Sonata form is a way of organizing a piece of music. It has been used in several pieces since the Classical period (from the middle of the 18th century onwards). Listening to pieces of music in sonata form will help to understand it fully and it is helpful to know something about the different keys.
In the Baroque period composers like Bach and Handel wrote pieces with dance movements such as minuets. These were in “binary form”. This meant that there were two sections. The two sections were often the same length, and were separated by a double bar line which meant that each section was repeated. The music would not be in the same key all the time. The first section could modulate (change key) and then the second section would gradually modulate back again so that it sounded finished at the end.
Domenico Scarlatti wrote sonatas for harpsichord also inbinary form, but long and with additional complexity. The first section would start with a theme in the main key, and then modulate to another key for contrast. The second section might be longer than the first second, starting off by modulating to remote keys before arriving back to repeat the main theme. This kind of piece is the beginning of sonata form.
- In the exposition we hear all the main material: the first tune- or group of tunes - in the main key, then a contrasting tune or tunes in a related key (normally the “dominant” i.e. the key on the 5th note of the scale of the main key, or the relative minor). Or in the case of a first section in a minor key, one might frequently hear the second subject or subjects in the relative major.
- In the development section the music is developed, going into several different keys. The music here feels unstable. There is a feeling of tension. The listener wants to get back to the main key.
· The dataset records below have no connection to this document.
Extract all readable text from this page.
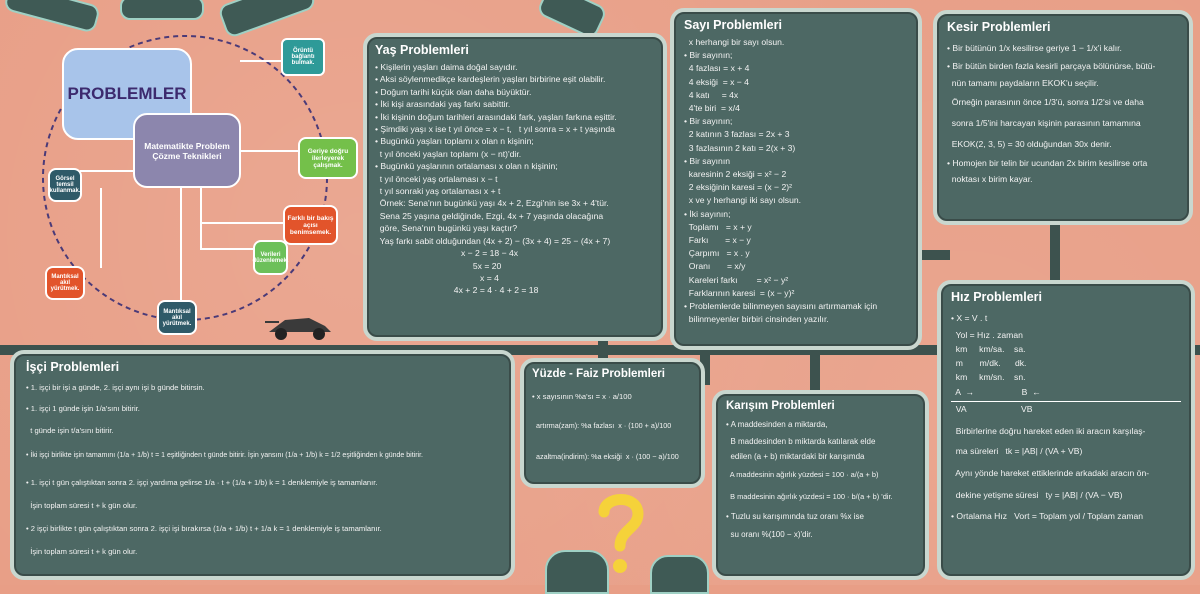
PROBLEMLER
Matematikte Problem Çözme Teknikleri
Örüntü bağlantı bulmak.
Geriye doğru ilerleyerek çalışmak.
Farklı bir bakış açısı benimsemek.
Verileri düzenlemek.
Mantıksal akıl yürütmek.
Mantıksal akıl yürütmek.
Görsel temsil kullanmak.
Yaş Problemleri
• Kişilerin yaşları daima doğal sayıdır.
• Aksi söylenmedikçe kardeşlerin yaşları birbirine eşit olabilir.
• Doğum tarihi küçük olan daha büyüktür.
• İki kişi arasındaki yaş farkı sabittir.
• İki kişinin doğum tarihleri arasındaki fark, yaşları farkına eşittir.
• Şimdiki yaşı x ise t yıl önce = x − t,   t yıl sonra = x + t yaşında
• Bugünkü yaşları toplamı x olan n kişinin;
t yıl önceki yaşları toplamı (x − nt)'dir.
• Bugünkü yaşlarının ortalaması x olan n kişinin;
t yıl önceki yaş ortalaması x − t
t yıl sonraki yaş ortalaması x + t
Örnek: Sena'nın bugünkü yaşı 4x + 2, Ezgi'nin ise 3x + 4'tür.
Sena 25 yaşına geldiğinde, Ezgi, 4x + 7 yaşında olacağına
göre, Sena'nın bugünkü yaşı kaçtır?
Yaş farkı sabit olduğundan (4x + 2) − (3x + 4) = 25 − (4x + 7)
x − 2 = 18 − 4x
5x = 20
x = 4
4x + 2 = 4 · 4 + 2 = 18
Sayı Problemleri
x herhangi bir sayı olsun.
• Bir sayının;
4 fazlası = x + 4
4 eksiği  = x − 4
4 katı     = 4x
4'te biri  = x/4
• Bir sayının;
2 katının 3 fazlası = 2x + 3
3 fazlasının 2 katı = 2(x + 3)
• Bir sayının
karesinin 2 eksiği = x² − 2
2 eksiğinin karesi = (x − 2)²
x ve y herhangi iki sayı olsun.
• İki sayının;
Toplamı   = x + y
Farkı       = x − y
Çarpımı   = x . y
Oranı       = x/y
Kareleri farkı        = x² − y²
Farklarının karesi  = (x − y)²
• Problemlerde bilinmeyen sayısını artırmamak için
bilinmeyenler birbiri cinsinden yazılır.
Kesir Problemleri
• Bir bütünün 1/x kesilirse geriye 1 − 1/x'i kalır.
• Bir bütün birden fazla kesirli parçaya bölünürse, bütü-
nün tamamı paydaların EKOK'u seçilir.
Örneğin parasının önce 1/3'ü, sonra 1/2'si ve daha
sonra 1/5'ini harcayan kişinin parasının tamamına
EKOK(2, 3, 5) = 30 olduğundan 30x denir.
• Homojen bir telin bir ucundan 2x birim kesilirse orta
noktası x birim kayar.
Hız Problemleri
• X = V . t
Yol = Hız . zaman
km     km/sa.    sa.
m       m/dk.      dk.
km     km/sn.    sn.
A  →                    B  ←
VA                       VB
Birbirlerine doğru hareket eden iki aracın karşılaş-
ma süreleri   tk = |AB| / (VA + VB)
Aynı yönde hareket ettiklerinde arkadaki aracın ön-
dekine yetişme süresi   ty = |AB| / (VA − VB)
• Ortalama Hız   Vort = Toplam yol / Toplam zaman
İşçi Problemleri
• 1. işçi bir işi a günde, 2. işçi aynı işi b günde bitirsin.
• 1. işçi 1 günde işin 1/a'sını bitirir.
t günde işin t/a'sını bitirir.
• İki işçi birlikte işin tamamını (1/a + 1/b) t = 1 eşitliğinden t günde bitirir. İşin yansını (1/a + 1/b) k = 1/2 eşitliğinden k günde bitirir.
• 1. işçi t gün çalıştıktan sonra 2. işçi yardıma gelirse 1/a · t + (1/a + 1/b) k = 1 denklemiyle iş tamamlanır.
İşin toplam süresi t + k gün olur.
• 2 işçi birlikte t gün çalıştıktan sonra 2. işçi işi bırakırsa (1/a + 1/b) t + 1/a k = 1 denklemiyle iş tamamlanır.
İşin toplam süresi t + k gün olur.
Yüzde - Faiz Problemleri
• x sayısının %a'sı = x · a/100
artırma(zam): %a fazlası  x · (100 + a)/100
azaltma(indirim): %a eksiği  x · (100 − a)/100
Karışım Problemleri
• A maddesinden a miktarda,
B maddesinden b miktarda katılarak elde
edilen (a + b) miktardaki bir karışımda
A maddesinin ağırlık yüzdesi = 100 · a/(a + b)
B maddesinin ağırlık yüzdesi = 100 · b/(a + b) 'dir.
• Tuzlu su karışımında tuz oranı %x ise
su oranı %(100 − x)'dir.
- In the recapitulation the exposition is repeated, but it changes towards the end so that it finishes in the main key. It feels as if the tension has gone and the listener feels happy.
This way of building a piece of music was used by almost every composer from the mid 18th century onwards – well into the 20th century. It gives scope for a very dramatic piece. Of course, composers sometime use it differently. There is often a sense of development during the whole piece, not just during the so-called “development section”. The first movement of Beethoven’s Fifth Symphony spends all the time developing the famous idea heard at the beginning: the first four notes (DA-DA-DA-DAAAA). Even the other three movements carry on developing this idea.